Extreme weather conditions, like snow, freezing temperatures, standing water, and commonly used rock salt, all put a great deal of stress on concrete driveways, sidewalks, and garage floors.
As concrete withstands various stressors, it becomes weaker, develops cracks, and tends to degrade rather quickly. This is especially true in areas that experience freezing temperatures and snow.
Concrete doesn't last forever, but you can help prolong the life of your driveway, sidewalks, and garage floors by following a few simple snow and ice removal tips.
When shoveling snow, the first thing to be sure of is that you're using a plastic, rubber, or vinyl-edged snow shovel rather than a metal bladed shovel.
Metal shovels can easily scratch concrete and pavers, which is not only visually unappealing but also leaves the concrete more exposed to the elements.
The more exposed the concrete is, the faster it will degrade and need to be replaced.
Likewise, if you use a snowblower to clear your driveway or walkways, ensure it has vinyl or plastic skid shoes rather than metal to minimize damage.
Rock salt, or sodium chloride, can quickly degrade concrete.
Instead, opt for sodium-free products, like a calcium chloride or magnesium chloride ice melt.
While these products are more expensive than classic rock salt, they will not damage concrete, brick, or surrounding landscapes when used properly.
Likewise, calcium chloride and magnesium chloride have a refreezing temperature of -25°F and 0°F respectively, while rock salt has a refreezing temperature of 25°F.
Calcium and magnesium chloride make your concrete driveway more "freeze-proof" during the winter season, helping to prolong its life.
While using these ice melts is beneficial, be aware that salt from the roads can drip off your car and onto your driveway or garage floor, which also poses a threat.
Because of this, we recommend periodically sealing your garage floor, and potentially your driveway, for an additional layer of protection.
To minimize standing water, encourage drainage towards the street and away from your property as much as possible.
Clear any backed-up drains to ensure water can drain properly rather than sitting on your driveway or walkways.
If standing water freezes and thaws, it can lead to surface issues, like cracks.
When water gets beneath concrete and freezes, it expands, which leads to heaving and sinking in the concrete.
Repairs or Replacement
As we've previously stated, concrete can go from bad to worse pretty quickly, especially due to snow removal.

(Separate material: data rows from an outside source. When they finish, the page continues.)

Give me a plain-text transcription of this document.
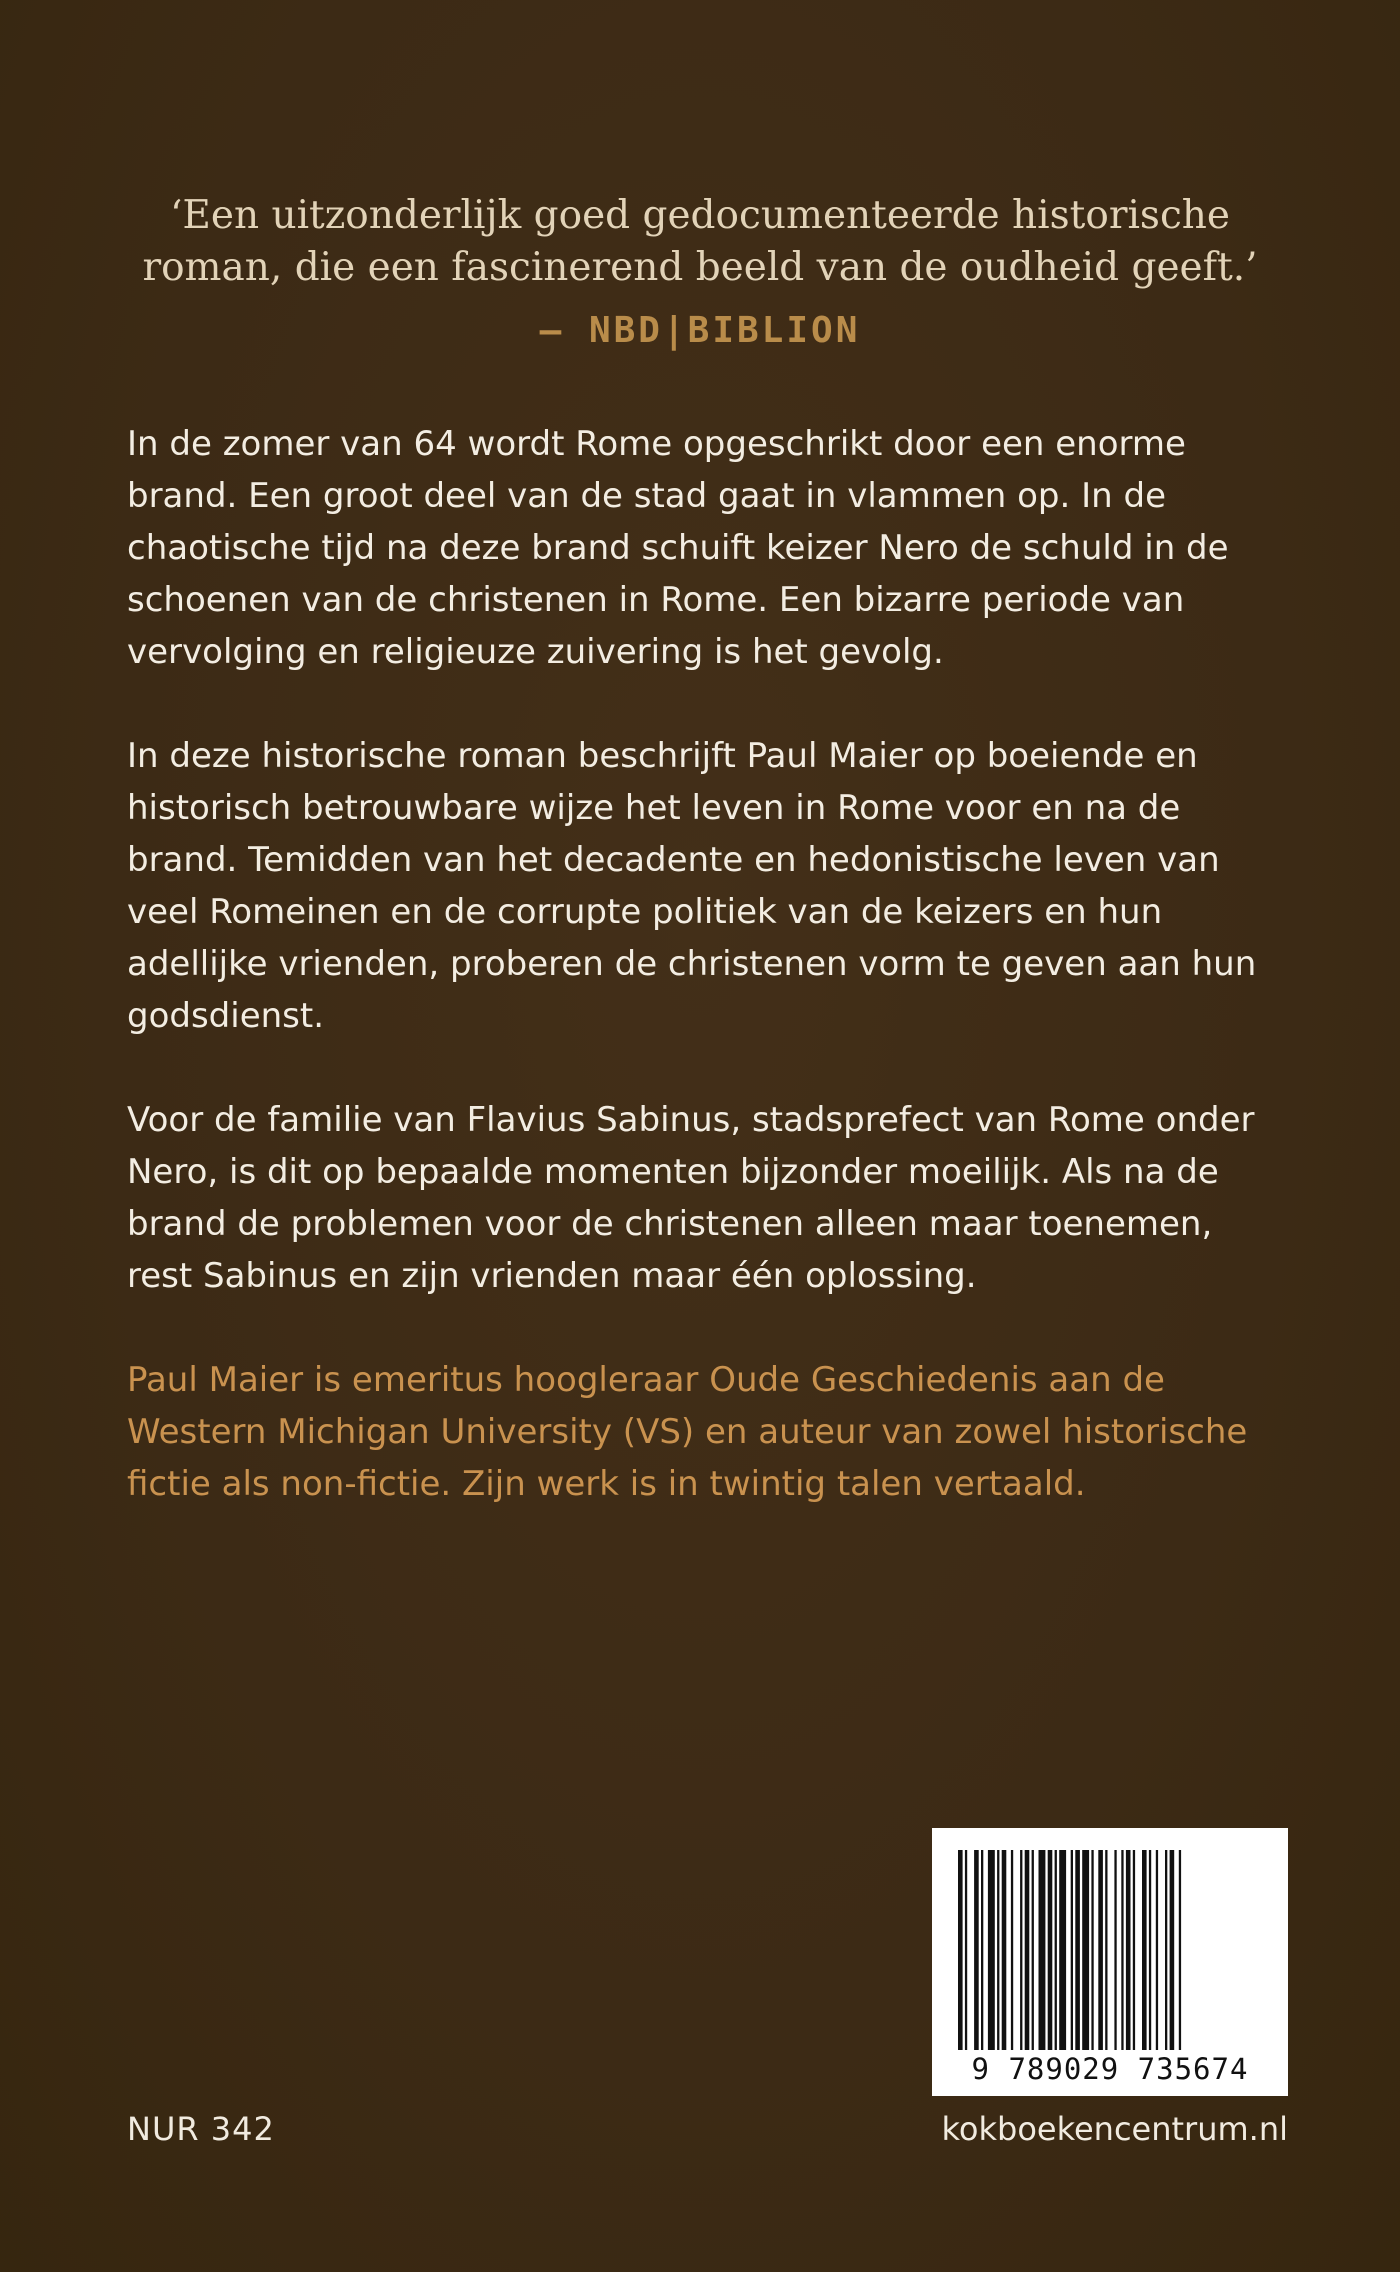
‘Een uitzonderlijk goed gedocumenteerde historische roman, die een fascinerend beeld van de oudheid geeft.’

– NBD|BIBLION

In de zomer van 64 wordt Rome opgeschrikt door een enorme brand. Een groot deel van de stad gaat in vlammen op. In de chaotische tijd na deze brand schuift keizer Nero de schuld in de schoenen van de christenen in Rome. Een bizarre periode van vervolging en religieuze zuivering is het gevolg.

In deze historische roman beschrijft Paul Maier op boeiende en historisch betrouwbare wijze het leven in Rome voor en na de brand. Temidden van het decadente en hedonistische leven van veel Romeinen en de corrupte politiek van de keizers en hun adellijke vrienden, proberen de christenen vorm te geven aan hun godsdienst.

Voor de familie van Flavius Sabinus, stadsprefect van Rome onder Nero, is dit op bepaalde momenten bijzonder moeilijk. Als na de brand de problemen voor de christenen alleen maar toenemen, rest Sabinus en zijn vrienden maar één oplossing.

Paul Maier is emeritus hoogleraar Oude Geschiedenis aan de Western Michigan University (VS) en auteur van zowel historische fictie als non-fictie. Zijn werk is in twintig talen vertaald.

9 789029 735674
NUR 342	kokboekencentrum.nl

A crack quickly leads to sunken or uneven levels of concrete which then can begin to chip off or crumble when shoveled or plowed roughly.
Repair uneven joints and cracks to maintain the integrity of your driveway, walkways, and garage floor and minimize further damage.

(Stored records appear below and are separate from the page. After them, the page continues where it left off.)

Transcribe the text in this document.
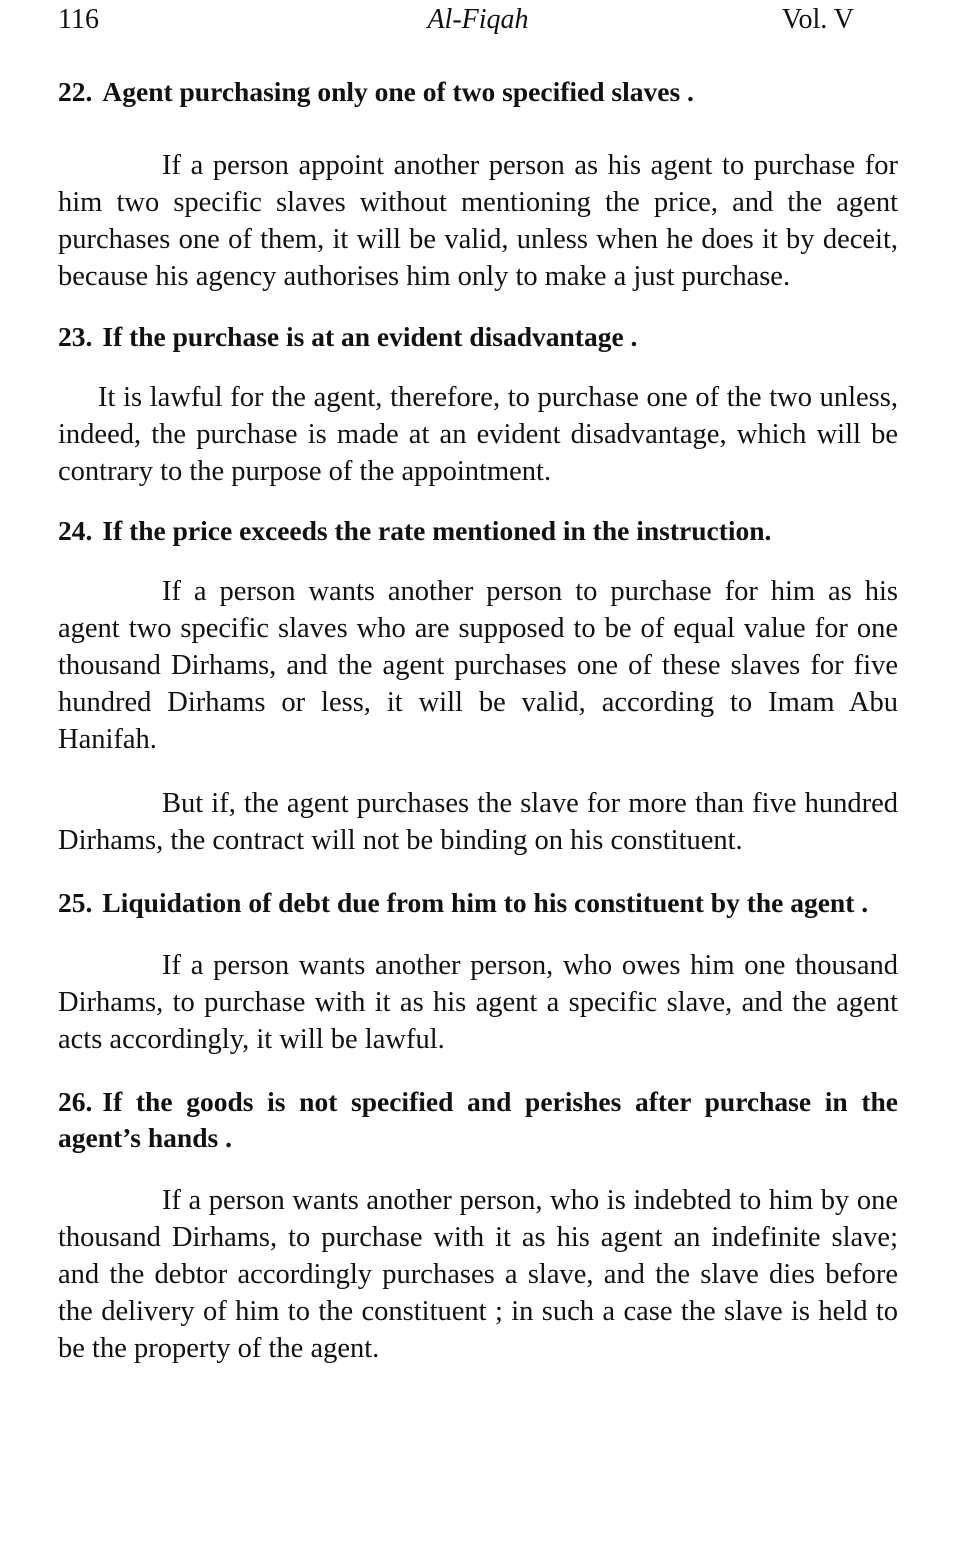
116	Al-Fiqah	Vol. V
22. Agent purchasing only one of two specified slaves .

If a person appoint another person as his agent to purchase for him two specific slaves without mentioning the price, and the agent purchases one of them, it will be valid, unless when he does it by deceit, because his agency authorises him only to make a just purchase.

23. If the purchase is at an evident disadvantage .

It is lawful for the agent, therefore, to purchase one of the two unless, indeed, the purchase is made at an evident disadvantage, which will be contrary to the purpose of the appointment.

24. If the price exceeds the rate mentioned in the instruction.

If a person wants another person to purchase for him as his agent two specific slaves who are supposed to be of equal value for one thousand Dirhams, and the agent purchases one of these slaves for five hundred Dirhams or less, it will be valid, according to Imam Abu Hanifah.

But if, the agent purchases the slave for more than five hundred Dirhams, the contract will not be binding on his constituent.

25. Liquidation of debt due from him to his constituent by the agent .

If a person wants another person, who owes him one thousand Dirhams, to purchase with it as his agent a specific slave, and the agent acts accordingly, it will be lawful.

26. If the goods is not specified and perishes after purchase in the agent’s hands .

If a person wants another person, who is indebted to him by one thousand Dirhams, to purchase with it as his agent an indefinite slave; and the debtor accordingly purchases a slave, and the slave dies before the delivery of him to the constituent ; in such a case the slave is held to be the property of the agent.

If your driveway or walkways are beyond repair, concrete removal and replacement is your next option.
Find out more:
- Should You Repair or Replace Cracks in Your Concrete Driveway?
- How Concrete Is Removed and How Much It Costs
- How to Choose the Right Concrete Removal Contractor
- What You Should Know About Removing a Concrete Patio Attached to a House
Heated Driveways and Sidewalks
If you need to remove an old, degraded concrete driveway or walkway, you may want to consider installing a heating system below your new concrete.
These systems are becoming increasingly popular due to their convenience and low impact on the environment.
So while these systems may be costly upfront—averaging $12-$21 per square foot—they can save you a great deal of time, effort, and back pain, which some would argue is priceless.